Projected Growth in Credit and Deposits
Financial analysts anticipate that banks will exhibit a double-digit year-on-year growth in both credit and deposits in the first quarter of FY27. Notably, larger lenders, particularly private banks, may experience a decrease in their net interest margins (NIM).
According to research from brokerage firm Motilal Oswal, the growth of bank credit surged to 17.7% as of June 15, fueled by several factors. These include an uptick in demand for working capital loans due to rising input costs, a regulatory shift prioritizing liquidity coverage and net stable funding ratios over credit-deposit ratios, and increased corporate borrowing spurred by rising bond yields during the quarter.
The brokerage forecasts that credit growth will likely moderate to approximately 14% by the end of FY27.
Deposit Trends and Competition
Analysis indicates that system-wide deposit growth is robust, clocking in at 12% year-on-year, largely supported by strong credit expansion and a notable increase in the money multiplier. Nonetheless, deposit growth lags behind loan growth, leading to heightened dependence on wholesale deposits.
Despite the healthy growth, intense competition for deposits poses ongoing challenges for banks as they strive to mobilize low-cost deposits effectively. Motilal Oswal projects deposit growth within a range of 0.5% to 5.1% on a sequential basis.
Implications for Net Interest Margins
Axis Securities notes that the full impact of recent repo rate cuts has already been absorbed by banks. As such, they anticipate that NIMs will reflect a shift in the product mix, with the cost of funds remaining persistently high.
The brokerage predicts that margins are likely to remain subdued and to decline quarter-on-quarter across most banking institutions, with the exception of UJSFB. They point out that public sector banks (PSBs) are expected to maintain flat NIMs quarter-over-quarter, while larger private banks may experience a margin compression of 3 to 8 basis points.

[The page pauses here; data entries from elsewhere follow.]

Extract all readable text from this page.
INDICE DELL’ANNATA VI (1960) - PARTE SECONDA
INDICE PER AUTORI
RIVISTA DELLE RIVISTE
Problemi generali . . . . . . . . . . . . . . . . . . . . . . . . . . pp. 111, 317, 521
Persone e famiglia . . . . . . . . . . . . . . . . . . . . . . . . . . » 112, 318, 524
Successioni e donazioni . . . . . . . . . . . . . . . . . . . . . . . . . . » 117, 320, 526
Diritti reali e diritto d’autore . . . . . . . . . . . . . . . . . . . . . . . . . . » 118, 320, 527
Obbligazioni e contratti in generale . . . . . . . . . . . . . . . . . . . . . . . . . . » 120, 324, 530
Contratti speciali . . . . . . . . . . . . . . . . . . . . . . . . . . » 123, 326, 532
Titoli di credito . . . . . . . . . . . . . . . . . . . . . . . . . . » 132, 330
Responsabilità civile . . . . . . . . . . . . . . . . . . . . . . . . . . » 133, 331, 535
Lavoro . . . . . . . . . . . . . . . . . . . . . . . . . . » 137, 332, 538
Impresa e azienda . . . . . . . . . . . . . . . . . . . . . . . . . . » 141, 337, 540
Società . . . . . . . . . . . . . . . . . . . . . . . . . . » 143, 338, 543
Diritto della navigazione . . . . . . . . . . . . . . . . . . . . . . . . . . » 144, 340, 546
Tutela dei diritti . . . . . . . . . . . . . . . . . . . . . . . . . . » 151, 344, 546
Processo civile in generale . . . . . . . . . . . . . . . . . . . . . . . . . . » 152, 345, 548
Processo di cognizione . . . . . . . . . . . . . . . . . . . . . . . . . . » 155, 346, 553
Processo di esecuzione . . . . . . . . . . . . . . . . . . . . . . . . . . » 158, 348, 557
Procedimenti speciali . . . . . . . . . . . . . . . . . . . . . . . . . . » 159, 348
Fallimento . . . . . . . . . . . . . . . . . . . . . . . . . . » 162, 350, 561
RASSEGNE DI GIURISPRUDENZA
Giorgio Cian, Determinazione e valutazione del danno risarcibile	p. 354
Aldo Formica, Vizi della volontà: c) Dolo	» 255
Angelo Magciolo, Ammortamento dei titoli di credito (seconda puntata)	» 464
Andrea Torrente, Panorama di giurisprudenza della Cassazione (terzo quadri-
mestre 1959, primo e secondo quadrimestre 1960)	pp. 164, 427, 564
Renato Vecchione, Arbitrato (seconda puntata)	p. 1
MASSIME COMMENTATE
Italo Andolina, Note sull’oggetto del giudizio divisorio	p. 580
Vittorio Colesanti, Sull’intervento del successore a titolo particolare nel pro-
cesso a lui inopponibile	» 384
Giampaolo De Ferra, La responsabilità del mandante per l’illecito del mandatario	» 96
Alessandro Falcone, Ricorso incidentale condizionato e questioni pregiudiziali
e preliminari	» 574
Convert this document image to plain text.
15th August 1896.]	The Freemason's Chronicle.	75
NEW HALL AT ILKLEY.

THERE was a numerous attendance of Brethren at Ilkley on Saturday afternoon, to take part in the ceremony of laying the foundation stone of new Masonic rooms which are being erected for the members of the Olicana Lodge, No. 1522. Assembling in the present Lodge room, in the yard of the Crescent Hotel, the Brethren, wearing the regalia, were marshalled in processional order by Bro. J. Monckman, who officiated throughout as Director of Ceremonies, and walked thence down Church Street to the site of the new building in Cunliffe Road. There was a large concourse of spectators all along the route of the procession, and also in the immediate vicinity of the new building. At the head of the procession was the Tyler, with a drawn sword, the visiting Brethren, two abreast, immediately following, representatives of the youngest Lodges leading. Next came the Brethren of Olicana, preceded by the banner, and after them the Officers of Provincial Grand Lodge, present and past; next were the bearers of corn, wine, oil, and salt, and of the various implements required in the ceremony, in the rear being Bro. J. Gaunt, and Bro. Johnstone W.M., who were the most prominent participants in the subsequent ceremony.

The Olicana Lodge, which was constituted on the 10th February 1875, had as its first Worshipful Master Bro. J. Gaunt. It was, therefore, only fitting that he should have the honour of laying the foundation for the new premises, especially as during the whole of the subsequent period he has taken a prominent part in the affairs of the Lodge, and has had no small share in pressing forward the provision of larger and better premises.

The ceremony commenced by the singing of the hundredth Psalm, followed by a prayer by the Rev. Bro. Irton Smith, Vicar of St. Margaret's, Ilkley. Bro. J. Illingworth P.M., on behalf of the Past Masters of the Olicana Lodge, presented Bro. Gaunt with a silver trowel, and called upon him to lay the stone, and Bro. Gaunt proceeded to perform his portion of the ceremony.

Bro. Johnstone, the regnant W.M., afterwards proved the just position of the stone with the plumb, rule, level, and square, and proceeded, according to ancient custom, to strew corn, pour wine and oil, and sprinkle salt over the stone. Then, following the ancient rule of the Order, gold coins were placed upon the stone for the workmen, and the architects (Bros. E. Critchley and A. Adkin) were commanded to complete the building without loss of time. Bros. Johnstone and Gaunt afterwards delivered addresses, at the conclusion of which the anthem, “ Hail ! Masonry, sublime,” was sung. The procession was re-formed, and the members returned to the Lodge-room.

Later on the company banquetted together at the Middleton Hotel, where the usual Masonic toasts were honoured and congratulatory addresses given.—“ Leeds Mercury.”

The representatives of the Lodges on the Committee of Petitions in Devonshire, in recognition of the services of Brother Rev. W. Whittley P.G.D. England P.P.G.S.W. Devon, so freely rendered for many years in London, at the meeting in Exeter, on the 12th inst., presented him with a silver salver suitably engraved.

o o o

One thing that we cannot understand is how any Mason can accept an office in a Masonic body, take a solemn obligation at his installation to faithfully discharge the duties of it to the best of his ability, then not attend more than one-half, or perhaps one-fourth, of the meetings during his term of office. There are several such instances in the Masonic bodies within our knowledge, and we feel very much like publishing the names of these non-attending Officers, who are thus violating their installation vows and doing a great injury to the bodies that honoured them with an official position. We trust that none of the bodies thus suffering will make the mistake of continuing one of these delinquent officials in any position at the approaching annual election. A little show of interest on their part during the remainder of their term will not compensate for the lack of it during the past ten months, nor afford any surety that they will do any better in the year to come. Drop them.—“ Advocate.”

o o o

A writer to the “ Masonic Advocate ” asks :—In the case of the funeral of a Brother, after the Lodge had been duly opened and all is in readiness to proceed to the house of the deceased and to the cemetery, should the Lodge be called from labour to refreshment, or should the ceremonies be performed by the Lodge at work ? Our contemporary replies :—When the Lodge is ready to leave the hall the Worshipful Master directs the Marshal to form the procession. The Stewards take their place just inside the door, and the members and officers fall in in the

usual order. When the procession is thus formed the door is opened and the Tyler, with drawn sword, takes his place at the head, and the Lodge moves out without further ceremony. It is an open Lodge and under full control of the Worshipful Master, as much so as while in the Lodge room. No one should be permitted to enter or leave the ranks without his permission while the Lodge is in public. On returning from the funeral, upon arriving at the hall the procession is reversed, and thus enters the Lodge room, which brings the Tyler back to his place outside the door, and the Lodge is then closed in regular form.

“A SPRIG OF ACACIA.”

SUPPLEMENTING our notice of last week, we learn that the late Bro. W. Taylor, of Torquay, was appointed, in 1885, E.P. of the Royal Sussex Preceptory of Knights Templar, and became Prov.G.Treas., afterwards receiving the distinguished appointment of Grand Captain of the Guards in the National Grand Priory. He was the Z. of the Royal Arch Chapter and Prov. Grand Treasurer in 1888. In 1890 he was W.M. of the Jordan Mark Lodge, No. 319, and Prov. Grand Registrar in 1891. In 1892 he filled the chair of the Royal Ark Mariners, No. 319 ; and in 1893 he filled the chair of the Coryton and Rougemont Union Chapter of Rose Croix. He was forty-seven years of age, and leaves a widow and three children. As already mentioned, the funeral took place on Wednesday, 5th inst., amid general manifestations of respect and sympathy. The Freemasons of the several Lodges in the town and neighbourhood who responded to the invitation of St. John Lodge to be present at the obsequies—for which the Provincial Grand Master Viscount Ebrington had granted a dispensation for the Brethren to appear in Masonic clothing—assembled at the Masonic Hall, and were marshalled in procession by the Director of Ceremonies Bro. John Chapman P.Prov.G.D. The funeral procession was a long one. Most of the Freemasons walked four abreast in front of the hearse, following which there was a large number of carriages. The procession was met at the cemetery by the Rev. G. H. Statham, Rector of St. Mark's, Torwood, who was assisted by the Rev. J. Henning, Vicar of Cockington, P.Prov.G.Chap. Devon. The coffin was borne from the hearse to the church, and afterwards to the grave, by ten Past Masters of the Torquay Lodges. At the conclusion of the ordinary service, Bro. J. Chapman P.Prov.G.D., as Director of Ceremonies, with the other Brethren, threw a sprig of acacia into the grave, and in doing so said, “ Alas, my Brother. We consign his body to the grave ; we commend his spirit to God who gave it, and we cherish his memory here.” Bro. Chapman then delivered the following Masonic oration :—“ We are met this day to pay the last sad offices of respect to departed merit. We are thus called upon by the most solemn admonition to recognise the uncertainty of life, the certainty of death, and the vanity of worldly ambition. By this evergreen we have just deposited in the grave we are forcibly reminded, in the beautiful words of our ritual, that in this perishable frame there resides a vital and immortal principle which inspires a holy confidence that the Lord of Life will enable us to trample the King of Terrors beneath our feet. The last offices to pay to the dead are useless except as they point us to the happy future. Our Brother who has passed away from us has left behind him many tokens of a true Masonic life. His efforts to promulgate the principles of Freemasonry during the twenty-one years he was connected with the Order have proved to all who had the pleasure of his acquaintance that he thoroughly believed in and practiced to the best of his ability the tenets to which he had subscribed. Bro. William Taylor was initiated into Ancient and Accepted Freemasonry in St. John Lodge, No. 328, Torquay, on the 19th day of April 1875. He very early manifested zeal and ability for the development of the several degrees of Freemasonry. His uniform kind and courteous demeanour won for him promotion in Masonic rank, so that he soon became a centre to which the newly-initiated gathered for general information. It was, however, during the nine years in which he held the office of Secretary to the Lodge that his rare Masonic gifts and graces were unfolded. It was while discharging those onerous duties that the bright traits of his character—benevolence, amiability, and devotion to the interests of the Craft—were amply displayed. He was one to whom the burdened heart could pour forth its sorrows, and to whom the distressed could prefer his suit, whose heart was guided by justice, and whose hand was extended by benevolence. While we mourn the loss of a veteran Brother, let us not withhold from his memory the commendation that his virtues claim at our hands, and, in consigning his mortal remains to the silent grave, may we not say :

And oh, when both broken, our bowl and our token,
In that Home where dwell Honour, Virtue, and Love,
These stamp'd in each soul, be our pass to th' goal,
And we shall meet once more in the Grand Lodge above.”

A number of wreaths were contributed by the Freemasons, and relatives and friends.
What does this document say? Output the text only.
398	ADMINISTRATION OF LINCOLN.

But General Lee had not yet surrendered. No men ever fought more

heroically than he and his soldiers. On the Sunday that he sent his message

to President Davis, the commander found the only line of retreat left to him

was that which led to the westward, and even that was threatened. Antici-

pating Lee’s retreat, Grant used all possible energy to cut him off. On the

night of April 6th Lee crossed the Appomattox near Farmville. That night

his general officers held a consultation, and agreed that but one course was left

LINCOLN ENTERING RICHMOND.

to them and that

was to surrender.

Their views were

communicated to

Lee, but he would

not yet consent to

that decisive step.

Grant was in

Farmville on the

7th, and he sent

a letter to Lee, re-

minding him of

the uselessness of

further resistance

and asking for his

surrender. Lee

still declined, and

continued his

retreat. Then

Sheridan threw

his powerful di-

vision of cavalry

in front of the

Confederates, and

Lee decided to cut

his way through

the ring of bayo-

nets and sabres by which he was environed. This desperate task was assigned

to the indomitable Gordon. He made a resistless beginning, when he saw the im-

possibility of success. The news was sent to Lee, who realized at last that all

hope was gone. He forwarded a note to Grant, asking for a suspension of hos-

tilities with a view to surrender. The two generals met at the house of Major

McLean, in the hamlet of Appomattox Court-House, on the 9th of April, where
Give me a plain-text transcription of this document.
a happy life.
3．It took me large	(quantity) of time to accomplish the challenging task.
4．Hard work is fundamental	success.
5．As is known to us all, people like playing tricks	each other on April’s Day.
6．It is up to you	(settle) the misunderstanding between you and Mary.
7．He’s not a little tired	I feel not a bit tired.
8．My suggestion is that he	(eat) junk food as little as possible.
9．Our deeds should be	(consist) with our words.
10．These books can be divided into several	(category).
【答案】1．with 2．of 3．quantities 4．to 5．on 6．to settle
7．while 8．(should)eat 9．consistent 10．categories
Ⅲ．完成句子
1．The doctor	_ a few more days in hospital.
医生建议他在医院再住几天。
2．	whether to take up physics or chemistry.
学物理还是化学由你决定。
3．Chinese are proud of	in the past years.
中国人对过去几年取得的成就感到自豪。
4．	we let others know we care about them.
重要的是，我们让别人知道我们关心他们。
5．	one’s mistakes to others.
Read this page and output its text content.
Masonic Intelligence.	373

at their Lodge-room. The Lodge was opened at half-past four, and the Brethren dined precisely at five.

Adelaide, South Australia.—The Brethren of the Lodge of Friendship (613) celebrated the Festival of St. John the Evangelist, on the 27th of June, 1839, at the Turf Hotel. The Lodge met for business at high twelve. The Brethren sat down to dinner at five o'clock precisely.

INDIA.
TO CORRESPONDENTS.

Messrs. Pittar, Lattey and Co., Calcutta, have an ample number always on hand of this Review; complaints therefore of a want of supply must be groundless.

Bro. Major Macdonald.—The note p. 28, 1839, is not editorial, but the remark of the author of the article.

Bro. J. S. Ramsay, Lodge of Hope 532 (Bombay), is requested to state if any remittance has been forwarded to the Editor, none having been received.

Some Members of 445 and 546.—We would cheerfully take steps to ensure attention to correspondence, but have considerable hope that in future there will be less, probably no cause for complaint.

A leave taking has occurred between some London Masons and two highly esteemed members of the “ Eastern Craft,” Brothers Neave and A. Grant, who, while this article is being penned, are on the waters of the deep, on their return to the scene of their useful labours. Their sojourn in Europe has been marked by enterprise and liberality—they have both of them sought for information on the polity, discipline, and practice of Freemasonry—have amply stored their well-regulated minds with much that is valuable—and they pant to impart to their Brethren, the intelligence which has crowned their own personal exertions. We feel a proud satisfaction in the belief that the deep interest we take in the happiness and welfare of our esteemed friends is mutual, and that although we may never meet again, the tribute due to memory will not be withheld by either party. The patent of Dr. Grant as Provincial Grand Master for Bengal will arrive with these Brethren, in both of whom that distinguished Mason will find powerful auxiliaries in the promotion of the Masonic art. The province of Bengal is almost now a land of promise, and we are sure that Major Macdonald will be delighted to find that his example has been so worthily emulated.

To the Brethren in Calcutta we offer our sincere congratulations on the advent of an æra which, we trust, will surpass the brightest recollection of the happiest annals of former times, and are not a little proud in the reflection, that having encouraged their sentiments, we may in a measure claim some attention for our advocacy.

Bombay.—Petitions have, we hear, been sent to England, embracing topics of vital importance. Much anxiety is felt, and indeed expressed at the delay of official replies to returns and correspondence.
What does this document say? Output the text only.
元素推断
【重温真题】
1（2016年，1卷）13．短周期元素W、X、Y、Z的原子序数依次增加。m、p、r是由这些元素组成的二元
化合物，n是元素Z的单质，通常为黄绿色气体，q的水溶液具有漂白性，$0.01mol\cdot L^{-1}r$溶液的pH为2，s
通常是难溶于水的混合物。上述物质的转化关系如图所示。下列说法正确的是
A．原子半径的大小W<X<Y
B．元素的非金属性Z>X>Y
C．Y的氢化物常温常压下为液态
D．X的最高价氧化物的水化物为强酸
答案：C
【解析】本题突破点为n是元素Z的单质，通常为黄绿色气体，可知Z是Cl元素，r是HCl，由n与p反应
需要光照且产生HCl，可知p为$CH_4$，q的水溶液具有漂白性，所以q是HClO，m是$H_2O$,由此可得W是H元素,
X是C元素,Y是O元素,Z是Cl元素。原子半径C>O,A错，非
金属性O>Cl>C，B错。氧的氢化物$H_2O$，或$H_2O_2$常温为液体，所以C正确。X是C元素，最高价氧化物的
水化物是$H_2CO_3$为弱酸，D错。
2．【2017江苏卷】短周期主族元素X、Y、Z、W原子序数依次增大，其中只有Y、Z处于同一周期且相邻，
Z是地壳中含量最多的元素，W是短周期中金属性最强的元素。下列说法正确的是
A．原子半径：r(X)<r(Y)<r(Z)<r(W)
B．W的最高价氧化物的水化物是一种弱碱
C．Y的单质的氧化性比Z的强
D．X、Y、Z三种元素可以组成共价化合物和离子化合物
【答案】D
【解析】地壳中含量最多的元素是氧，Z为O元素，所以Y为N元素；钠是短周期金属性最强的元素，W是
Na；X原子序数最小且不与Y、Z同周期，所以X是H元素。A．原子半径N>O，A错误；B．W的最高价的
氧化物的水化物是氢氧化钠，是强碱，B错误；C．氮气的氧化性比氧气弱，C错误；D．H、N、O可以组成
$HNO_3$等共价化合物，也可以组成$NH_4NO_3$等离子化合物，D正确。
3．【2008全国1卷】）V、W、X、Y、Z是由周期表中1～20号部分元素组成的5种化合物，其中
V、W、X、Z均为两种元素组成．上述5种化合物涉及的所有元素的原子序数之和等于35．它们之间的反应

Market Sentiment Amid Global Conflicts
While banks have asserted that there has not been an immediate effect on their loan portfolios due to regional conflicts in West Asia, market participants are likely to closely watch the developments related to banks’ lending in commercial vehicles and to small and mid-sized enterprises.
As the quarter unfolds, the focus on these sectors will help gauge the broader economic impact and the ongoing stability of the banking sector amid various external challenges.